En juillet 1920, le deuxième congrès l’Internationale Communiste traça les grandes lignes de la politique anti-colonialiste du Komintern. Dans ses « Thèses et additions sur les questions nationales et coloniales », le congrès affirmait : « Il est nécessaire de lutter contre les mouvements panislamiques et pan-asiatiques, et autres tendances similaires, qui essaient de combiner la lutte de libération contre l’impérialisme européen et américain avec le renforcement du pouvoir de l’impérialisme turc et japonais ainsi que des potentats locaux, grands propriétaires, hauts dignitaires religieux etc ; »[4].

Deux remarques s’imposent au sujet de cette affirmation du congrès qui avait suivi les orientations de Lénine[5] :

– Premièrement, Lénine, de part ses conceptions occidentalo-centriques, était incapable de comprendre en quoi les mouvements panislamiques ou pan-asiatiques étaient porteurs d’une dynamique de renaissance civilisationelle dans des sociétés en proie à la domination politique, économique et culturelle de l’occident ;

– Deuxièmement, alors que les bolcheviks avaient repris les rênes l’empire des Tsars, Lénine dénonçait des mouvements, le pan-islamisme et le pan-asiatisme, susceptible de remettre en cause la domination coloniale russe sur le Caucase, l’Asie Centrale ou l’est de la Sibérie. Derrière la dénonciation du pan-islamisme et du pan-asiatisme ce cachait la défense du projet « Grand Russe » que les bolcheviks avaient repris.

Loin de ces conceptions occidentalo-centristes, Tan Malakka fut l’un des principaux acteurs de ce qu’Anouar Abdel Malek appela une « véritable lutte idéologique  » entre « les marxistes européocentriques et les marxistes nationalitaires (« nationalistes ») des pays sous-développés »[6].

 


[1] Abdel Malek Anouar, La dialectique sociale, Ed Seuil, Paris, 1972, page 36. Anouar Abdel Malek notait que ces marxistes du Sud restaient « inconnus, mal aimés, dénigrés ».

[2] Tan Malakka, Communisme et Pan-islamisme, IVème Congrès de l’Internationale Communiste.

[3] Tan Malakka, Communisme et Pan-islamisme, IVème Congrès de l’Internationale Communiste.
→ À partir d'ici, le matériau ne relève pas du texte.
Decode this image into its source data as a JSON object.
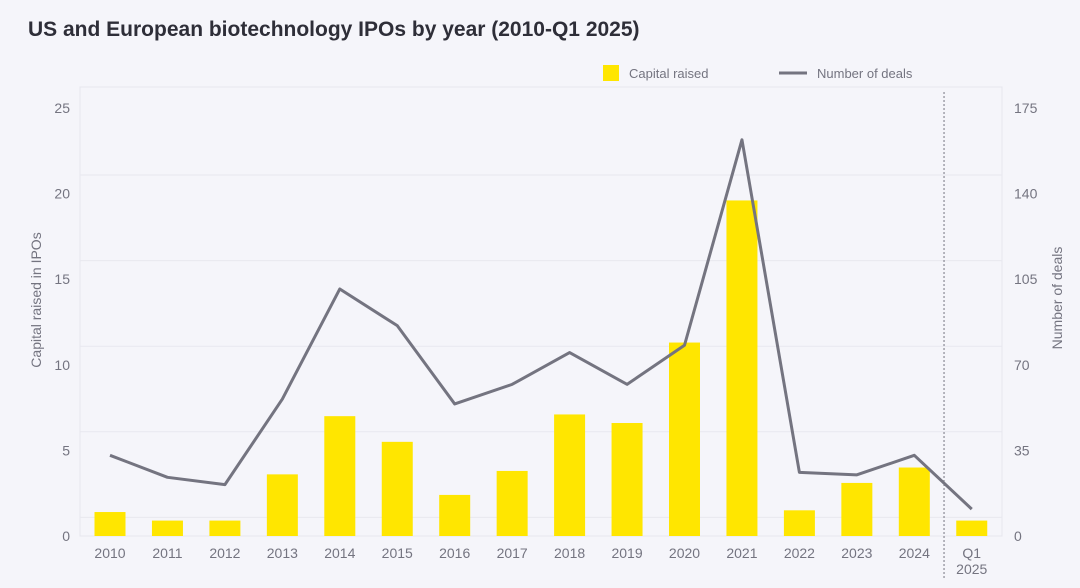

[4] Résolution de l’Internationale Communiste, Thèses et additions sur les questions nationales et coloniales, IIème Congrès de l’Internationale Communiste, Juillet 1920

[5] Dans un texte de préparation du congrès Lénine affirmait « la nécessité de lutter contre le panislamisme et autres courants analogues, qui tentent de conjuguer le mouvement de libération contre l’impérialisme européen et américain avec le renforcement des positions des khans, des propriétaires fonciers, des mollahs, etc ». Cf. Lénine, Première ébauche des thèses sur les questions nationale et coloniale, L’Internationale Communiste, n°11, juillet 1920

[6] Abdel Malek Anouar, La dialectique sociale, op. cit., page 296.